Water Conservation Ordinance No. 26, HERE, and Resolution No. 1426, HERE, have both apparently been thoroughly vetted by attorneys and are now ready for public consumption.  The District has declared this to be an Emergency situation, which justifies the IMMEDIATE imposition of the new rules.  We are at "Level 1" as defined in the attachment to Ordinance No. 26.  However, two exceptions were made.  

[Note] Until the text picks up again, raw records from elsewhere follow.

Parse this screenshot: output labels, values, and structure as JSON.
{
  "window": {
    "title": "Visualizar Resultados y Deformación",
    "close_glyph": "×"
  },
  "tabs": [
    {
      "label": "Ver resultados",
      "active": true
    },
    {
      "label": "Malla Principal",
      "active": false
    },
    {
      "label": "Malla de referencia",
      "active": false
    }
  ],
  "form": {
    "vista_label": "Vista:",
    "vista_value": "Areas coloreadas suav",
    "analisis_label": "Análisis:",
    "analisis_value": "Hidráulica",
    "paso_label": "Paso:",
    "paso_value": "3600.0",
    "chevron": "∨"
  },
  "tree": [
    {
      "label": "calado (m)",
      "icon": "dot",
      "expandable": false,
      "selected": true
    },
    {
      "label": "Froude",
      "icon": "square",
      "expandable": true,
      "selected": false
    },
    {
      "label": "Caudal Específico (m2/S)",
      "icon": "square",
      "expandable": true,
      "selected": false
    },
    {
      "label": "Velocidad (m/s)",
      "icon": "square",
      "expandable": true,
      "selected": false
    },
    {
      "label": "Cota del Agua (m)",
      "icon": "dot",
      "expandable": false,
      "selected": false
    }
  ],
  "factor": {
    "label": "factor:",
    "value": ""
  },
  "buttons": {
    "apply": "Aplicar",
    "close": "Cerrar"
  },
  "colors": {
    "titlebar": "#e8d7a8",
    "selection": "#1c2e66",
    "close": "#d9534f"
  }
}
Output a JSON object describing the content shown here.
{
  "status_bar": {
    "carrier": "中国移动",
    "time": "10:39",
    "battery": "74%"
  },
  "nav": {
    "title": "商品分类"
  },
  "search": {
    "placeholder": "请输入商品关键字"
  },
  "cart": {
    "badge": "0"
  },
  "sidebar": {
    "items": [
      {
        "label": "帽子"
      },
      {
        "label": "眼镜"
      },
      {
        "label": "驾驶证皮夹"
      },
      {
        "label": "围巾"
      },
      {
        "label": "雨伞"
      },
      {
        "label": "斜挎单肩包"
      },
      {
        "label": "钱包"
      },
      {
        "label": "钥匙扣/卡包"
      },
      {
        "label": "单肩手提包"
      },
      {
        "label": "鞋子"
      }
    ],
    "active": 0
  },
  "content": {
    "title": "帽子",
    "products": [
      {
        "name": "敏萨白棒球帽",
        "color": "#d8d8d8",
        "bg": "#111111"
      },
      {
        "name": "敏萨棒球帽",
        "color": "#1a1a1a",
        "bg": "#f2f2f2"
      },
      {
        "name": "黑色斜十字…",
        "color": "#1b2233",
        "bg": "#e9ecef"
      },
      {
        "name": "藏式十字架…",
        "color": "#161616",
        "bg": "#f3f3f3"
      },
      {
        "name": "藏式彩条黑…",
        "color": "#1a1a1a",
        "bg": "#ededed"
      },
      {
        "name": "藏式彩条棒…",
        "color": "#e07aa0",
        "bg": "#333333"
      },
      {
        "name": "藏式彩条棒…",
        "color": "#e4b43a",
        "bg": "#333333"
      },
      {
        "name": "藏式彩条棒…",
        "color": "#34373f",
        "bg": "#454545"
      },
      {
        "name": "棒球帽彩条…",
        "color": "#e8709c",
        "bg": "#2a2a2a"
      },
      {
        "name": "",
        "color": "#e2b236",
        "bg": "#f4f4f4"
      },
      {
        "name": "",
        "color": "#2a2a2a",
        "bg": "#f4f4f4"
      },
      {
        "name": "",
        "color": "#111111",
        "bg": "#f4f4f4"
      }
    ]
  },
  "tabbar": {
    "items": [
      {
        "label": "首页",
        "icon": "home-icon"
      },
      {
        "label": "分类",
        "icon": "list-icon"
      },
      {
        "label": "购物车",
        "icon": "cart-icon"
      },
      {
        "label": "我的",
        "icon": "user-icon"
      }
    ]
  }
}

As I mentioned in an earlier post, the new rules are in effect NOW, and today was the very first day we could water landscaping after the passage of the ordinance.  Next Saturday is the next day, unless it rains on Friday, at which time you can't water until next Tuesday.  Anyhow, the simple version is: You may water landscaping two days a week -  ONLY on Tuesdays and Saturdays and ONLY between the hours of 5 p.m and 8 a.m.  This DOES NOT apply to using  a hand-held bucket, watering can or similar device or use a hose with a positive self-closing water shut-off nozzle or device or for very short periods of time while adjusting or repairing an irrigation system.

Leaks must be repaired within 72 hours.

In an earlier post I told you that there would not be "Water Gestapo" patrolling to find scofflaws.  Well, it turns out that was based on incorrect information.  In fact, Mesa Water District staffers - both regular staffers and an "enhanced" crew hired specifically for this purpose - are patrolling our streets right now to help us conserve.  This week, if one of the staffers comes across a violation of the new rules - watering when you shouldn't, too much runoff, etc. - he might just get out of his truck and place a little reminder notice on your door, probably in the form of this notification, which will arrive in all our mailboxes within the next day or two in the form of a post card.
Next week, however, those same folks will begin officially citing those of us who violate the rules by placing a door-hanger on our doors and making an official record of the occurrence which will be entered into the Mesa Water database.  A letter will be sent to the violator.  Here's how it will work:

  • 1st violation - Door hanger advising of the violation and a letter sent to the violator.
  • 2nd violation - Same as the above.
  • 3rd violation - Same as the above, EXCEPT a $100 "Fee" will be imposed on your next water bill
  • 4th violation - Same as the above, EXCEPT the "Fee" will be $200
  • 5th violation - There is the very real possibility for other penalties to include disconnection of water service
Following this to it's most unlikely extreme, a member of the Mesa Water team could cite you next Monday, Tuesday, Wednesday and Thursday and - if you continued to violate the rules - you might be looking at $300 in "fees" PLUS the discontinuation of your service.  NOBODY expects that to happen, but under the rules now in place, it COULD.  Mesa Water officials assure me that they want to work with all ratepayers to make these conservation measures work for everyone.


As a reminder, earlier Mesa Water defined restrictions on water
use that are permanent and included in this Conservation Program.  Here are the details of those previously-approved restrictions.  Some of these were amended by the new ordinance:

Limits On Watering Hours: No watering 8 a.m. - 5 p.m., except by hand
No Excessive Water Flow Or Runoff
No Washing Down Hard Or Paved Surfaces: Except for health and safety purposes
Obligation To Fix Leaks: In reasonable time (within 7 days of notice) (now within 72 hours)
Fountains: Only with re-circulating water
Limits On Washing Vehicles: Wash vehicles only with bucket or shut-off nozzle
Restaurants: Encouraged to only serve water on request
Hotels: Must provide guests option to not launder linen daily
No Installation Of Single-Pass Cooling Systems
No Installation of Non-Re-circulating Car Wash Systems
Restaurants Must Use Conserving Nozzles
Commercial Car Wash Systems Use Re-Circulating Water
Recycled Water Use Required: If available and cost-effective
Recycled Water - New Service: Required, if available and cost-effective

So, let's all try to do our part to help Mesa Water reach its 20% water consumption reduction goal.  I know we can do it.